Think about your favorite take-out restaurant in town. It helps to be “nudged” by getting fliers in the mail or seeing TV commercials for their food, but the reason you buy over and over again is because you did before and know that they’re good. The same principle applies, roughly, to your existing customers.
Referrals
Nurturing your existing customers is also the surest way to increase word-of-mouth referrals. Think about it: tips from friends or relatives on where to buy something are always more convincing and believable than advertising. The company has a vested interest. “Of course they’re going to say their own stuff is good,” your prospects say to themselves. Word-of-mouth referrals, on the other hand, are seen as innocent and objective – because the person referring you has no selfish motives.
That’s why serving your existing customers needs to be a high priority. In his article Getting & Keeping Customers, Perry Marshall writes that companies with poor customer service “only know how to replace angry customers with ignorant ones.” This, he continues, is “very dumb, and very expensive.” Keep your current customers happy and you will get new ones.
Back-End Sales & Lifetime Value
Savvy business owners know that the real money lies not in the first sale, but in progressive up-sells, cross-sells (products sold to already existing customers), and back-end offers (products sold to past customers by contacting them directly) to the same customers. The total revenue generated from a single customer is known as the lifetime value of that customer. As a Harvard Business School webpage explains:
“Customer lifetime value (CLTV) is a formula that helps a marketing manager arrive at the dollar value associated with the long-term relationship with any given customer, revealing just how much a customer relationship is worth over a period of time.”
The same webpage offers a handy calculator that any business owner can use to determine the CLTV of a customer. The idea behind up-selling is to always have higher-priced products to sell to existing customers so that their CLTV is pushed higher and higher.

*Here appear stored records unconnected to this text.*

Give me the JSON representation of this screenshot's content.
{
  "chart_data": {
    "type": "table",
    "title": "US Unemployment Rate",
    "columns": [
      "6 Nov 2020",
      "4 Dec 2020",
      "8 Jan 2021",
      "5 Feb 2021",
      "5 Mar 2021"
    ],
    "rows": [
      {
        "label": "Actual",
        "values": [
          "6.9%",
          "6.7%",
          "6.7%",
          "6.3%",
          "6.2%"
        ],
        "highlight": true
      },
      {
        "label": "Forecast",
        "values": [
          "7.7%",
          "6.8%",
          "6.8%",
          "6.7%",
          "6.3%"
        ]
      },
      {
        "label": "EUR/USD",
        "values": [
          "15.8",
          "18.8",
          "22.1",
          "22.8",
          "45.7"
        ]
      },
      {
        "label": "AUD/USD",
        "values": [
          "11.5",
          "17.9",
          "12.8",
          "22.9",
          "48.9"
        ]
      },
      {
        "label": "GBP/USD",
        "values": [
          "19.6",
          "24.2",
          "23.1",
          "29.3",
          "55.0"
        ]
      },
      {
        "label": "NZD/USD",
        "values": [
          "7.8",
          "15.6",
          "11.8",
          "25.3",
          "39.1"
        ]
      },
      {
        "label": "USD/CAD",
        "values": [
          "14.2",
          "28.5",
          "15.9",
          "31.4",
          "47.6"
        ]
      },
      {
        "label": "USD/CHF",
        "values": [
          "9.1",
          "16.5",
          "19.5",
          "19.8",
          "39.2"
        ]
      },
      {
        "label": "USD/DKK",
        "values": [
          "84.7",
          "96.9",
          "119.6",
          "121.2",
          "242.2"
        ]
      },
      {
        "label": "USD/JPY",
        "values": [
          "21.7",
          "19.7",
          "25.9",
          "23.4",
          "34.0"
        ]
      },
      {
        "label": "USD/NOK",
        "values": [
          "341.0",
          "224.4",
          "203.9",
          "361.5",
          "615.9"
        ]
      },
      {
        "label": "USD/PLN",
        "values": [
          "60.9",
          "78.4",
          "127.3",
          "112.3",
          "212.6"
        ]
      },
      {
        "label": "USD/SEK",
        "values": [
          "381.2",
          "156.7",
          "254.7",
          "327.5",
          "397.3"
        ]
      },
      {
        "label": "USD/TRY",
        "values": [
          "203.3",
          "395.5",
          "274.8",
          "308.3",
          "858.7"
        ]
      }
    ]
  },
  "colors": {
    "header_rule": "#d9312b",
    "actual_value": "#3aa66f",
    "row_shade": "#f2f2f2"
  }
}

Market Value Of Your Business
It’s been said that the most valuable asset a company possesses is not its buildings, employees or intellectual property, but its customer list. And it’s certainly a defensible position to take. A truly savvy entrepreneur, stripped of his or her entire infrastructure, could conceivably rebuild from scratch with only a list of proven buyers.
Interestingly, potential acquirers will also assess your company’s market value by taking your customer list into account. Should you ever choose to sell your business, it will help immensely if you can point to a well-maintained customer list and express exactly how much your existing customers are worth in dollars.